Toutes les critiques de Mademoiselle

Les critiques de Première

  1. Première
    par Gérard Delorme

    Parmi les nombreuses scènes marquantes de Mademoiselle, il en est une qui retient l'attention pour sa valeur opportuniste : deux très belles actrices asiatiques voluptueusement filmées au format cinémascope dans une position en forme d'hommage à cette 69ème édition du festival de Cannes. Sans l'ombre d'un doute, le dernier film du maître coréen Park Chan Wook est un triomphe de cinéma. Dès les premiers plans, qui alternent la pluie et le beau temps dans des images somptueuses, tout est clair : on sait qu'il s'agira d'un thriller rutilant, fortement teinté de mélodrame. L'action se situe en Corée au début du XXème siècle, seule période permettant d'adapter le roman victorien de Sarah Waters et de caser les deux éléments indispensables de son intrigue vénéneuse : le rapport des riches avec leurs domestiques et l'existence d'asiles psychiatriques. Un arnaqueur coréen s'arrange avec une pickpocket pour la faire engager comme servante d'une riche héritière japonaise, afin de la faire interner pour toucher le magot. L'histoire se complique lorsque les deux femmes s'éprennent l'une de l'autre, ce qui donne lieu à une série de coups de théatre, de trahisons et de mensonges sur fond de perversions variées.

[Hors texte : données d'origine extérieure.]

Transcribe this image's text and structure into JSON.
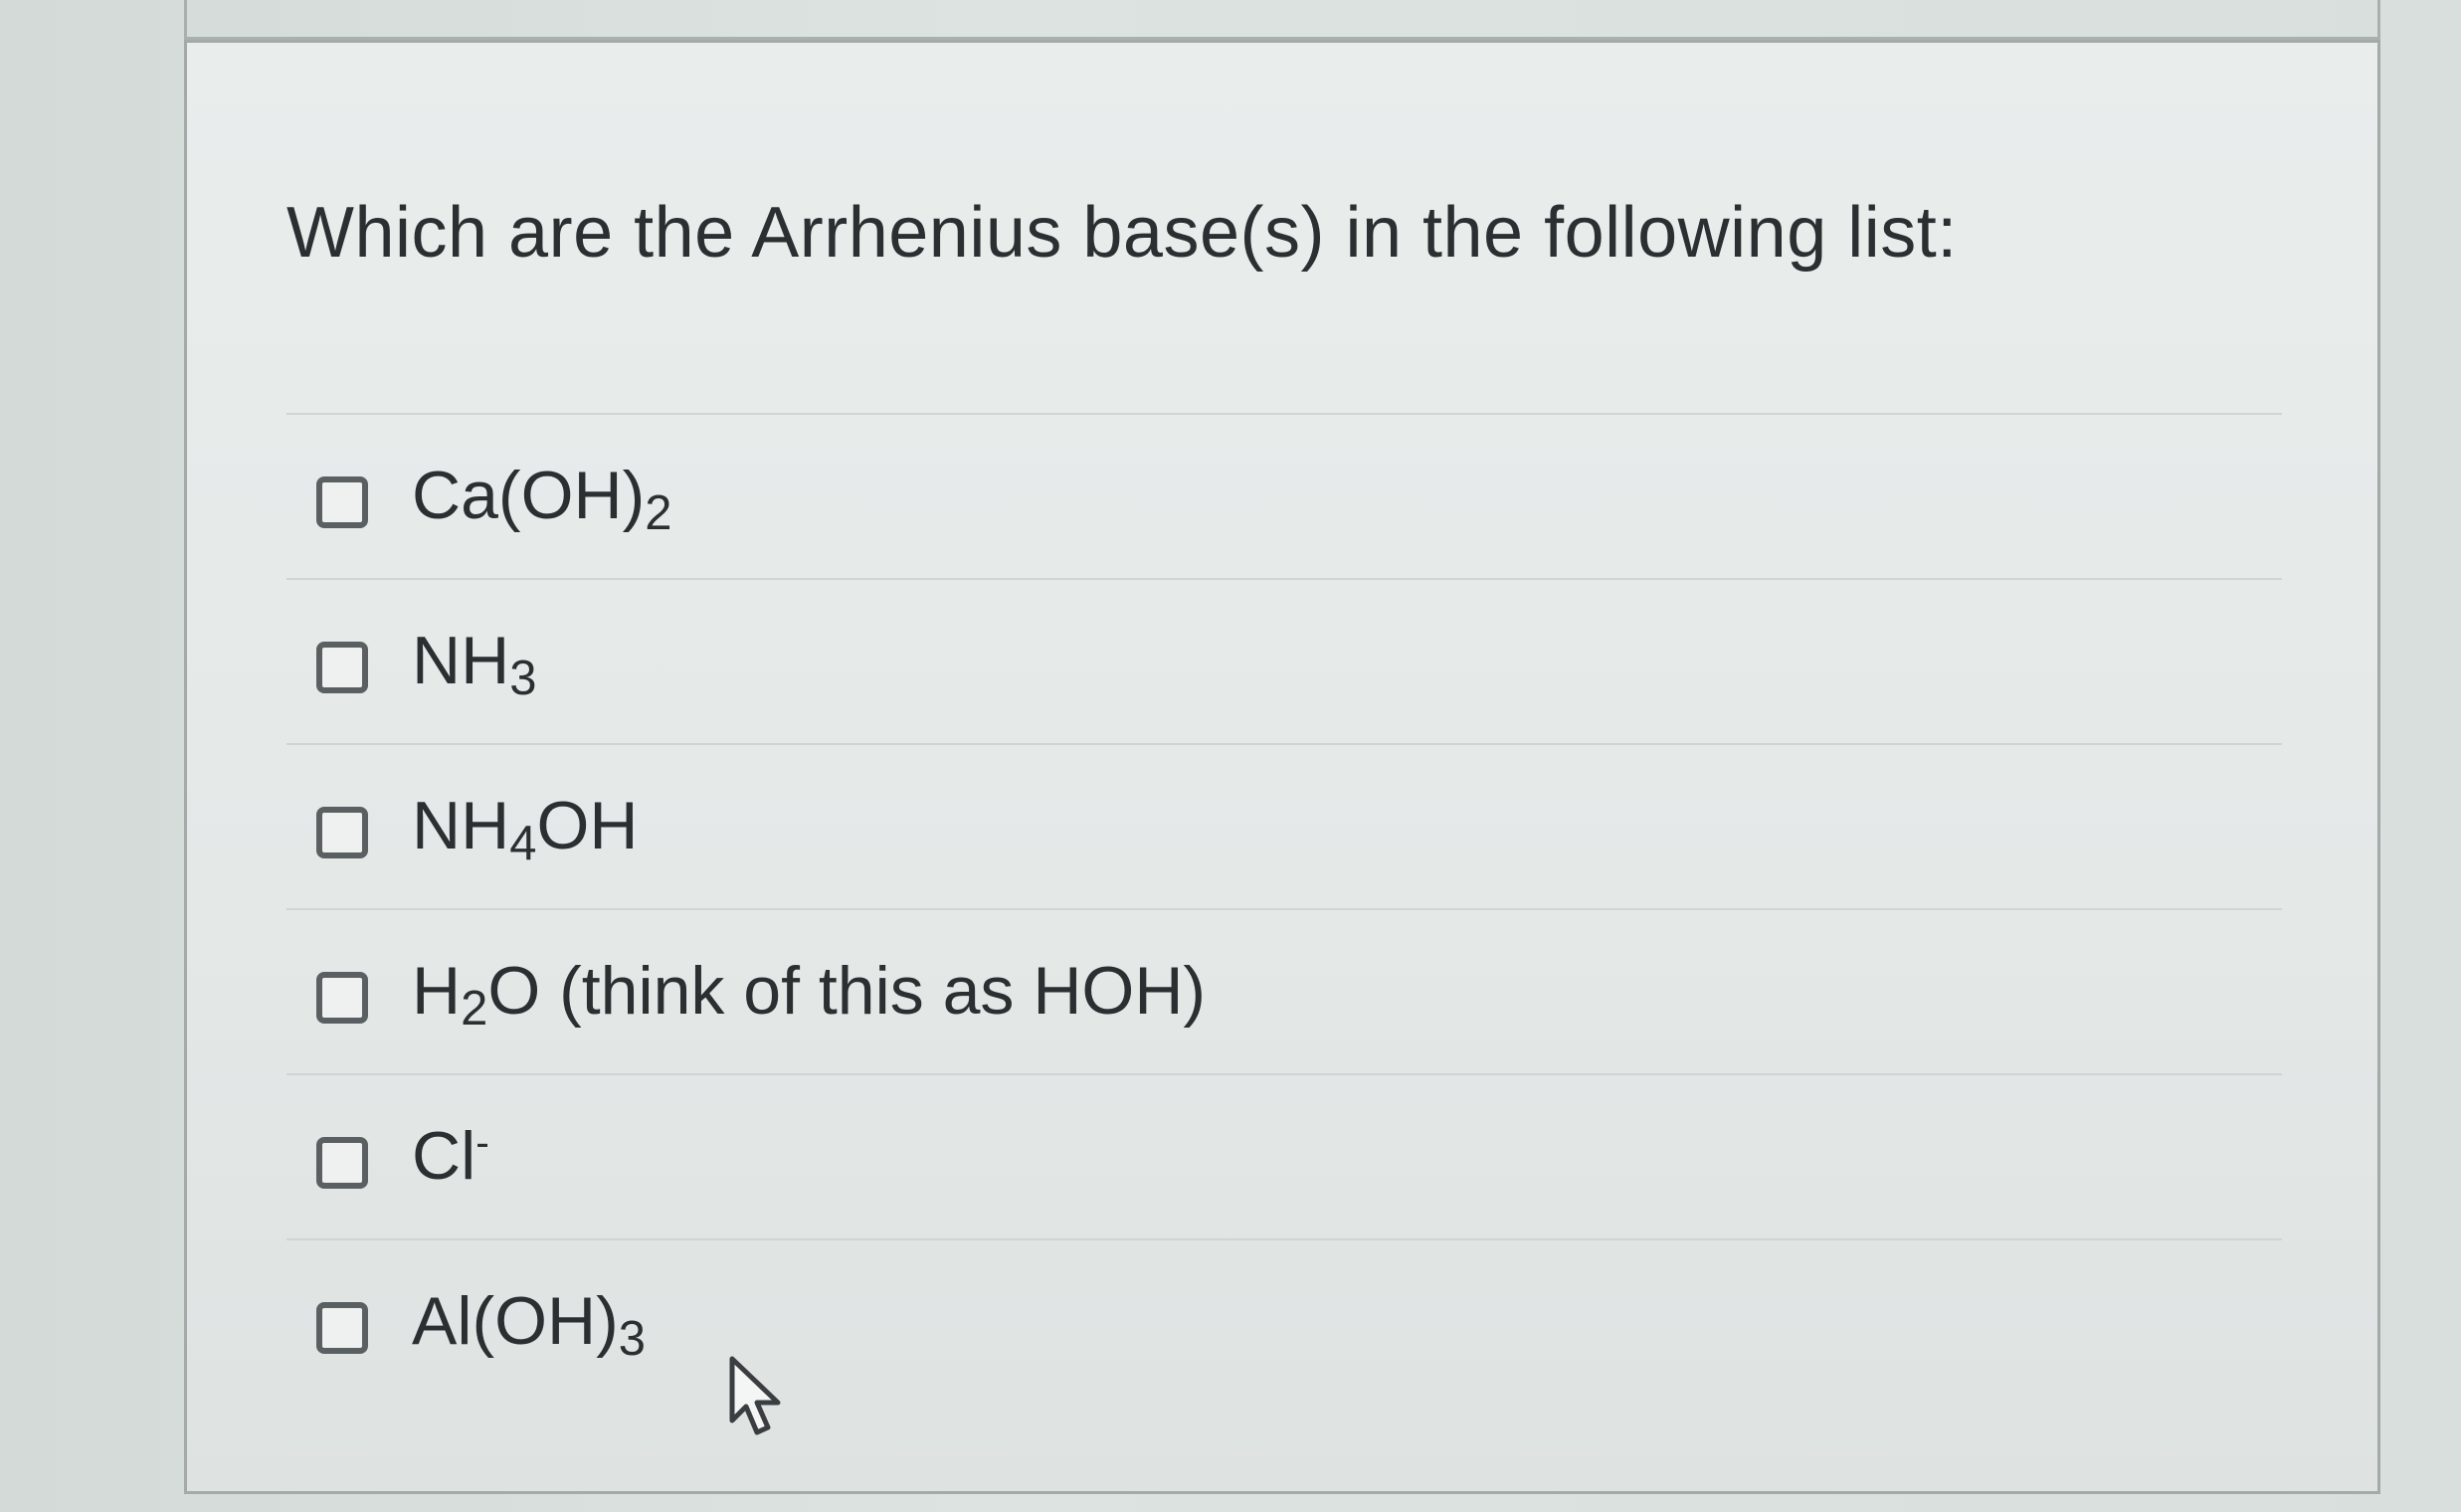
{
  "question": {
    "text": "Which are the Arrhenius base(s) in the following list:"
  },
  "options": [
    {
      "parts": [
        {
          "t": "Ca(OH)"
        },
        {
          "sub": "2"
        }
      ],
      "checked": false
    },
    {
      "parts": [
        {
          "t": "NH"
        },
        {
          "sub": "3"
        }
      ],
      "checked": false
    },
    {
      "parts": [
        {
          "t": "NH"
        },
        {
          "sub": "4"
        },
        {
          "t": "OH"
        }
      ],
      "checked": false
    },
    {
      "parts": [
        {
          "t": "H"
        },
        {
          "sub": "2"
        },
        {
          "t": "O (think of this as HOH)"
        }
      ],
      "checked": false
    },
    {
      "parts": [
        {
          "t": "Cl"
        },
        {
          "sup": "-"
        }
      ],
      "checked": false
    },
    {
      "parts": [
        {
          "t": "Al(OH)"
        },
        {
          "sub": "3"
        }
      ],
      "checked": false
    }
  ],
  "icons": {
    "cursor": "mouse-pointer-icon"
  },
  "colors": {
    "text": "#2c2f31",
    "checkbox_border": "#5a5f62",
    "panel_border": "#a3aaa7"
  }
}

    Pour son retour en Corée après sa parenthèse hollywoodienne, Park Chan Wook revient à ses fondamentaux : goût de la provocation, référence assumée au cinéma de genre, rigueur hitchcockienne de la mise en scène associée à un style méticuleusement composé. Il y ajoute une touche d'humour sardonique et quelques références à ses propre films. Et il n'a jamais été aussi à l'aise. C'est assez clair dans sa maîtrise de l'intrigue, assez complexe. La structure du film par chapitres rappelle un peu Tarantino, avec cette façon de répéter les mêmes scènes en adoptant le point de vue d'un personnage différent pour leur donner une signification nouvelle. Habilement utilisé, le procédé dynamise le récit et le fait rebondir à des degrés inattendus. Après avoir précédemment joué avec les limites de la représentation de la violence, Park s'amuse ici avec la dimension sexuelle de son histoire en orchestrant des scènes très chaudes, sans pour autant délaisser la cruauté : le scénario multiplie les références à Sade et à cet égard, la séquence finale dans un redoutable "sous-sol" est à la fois allusive et graphique.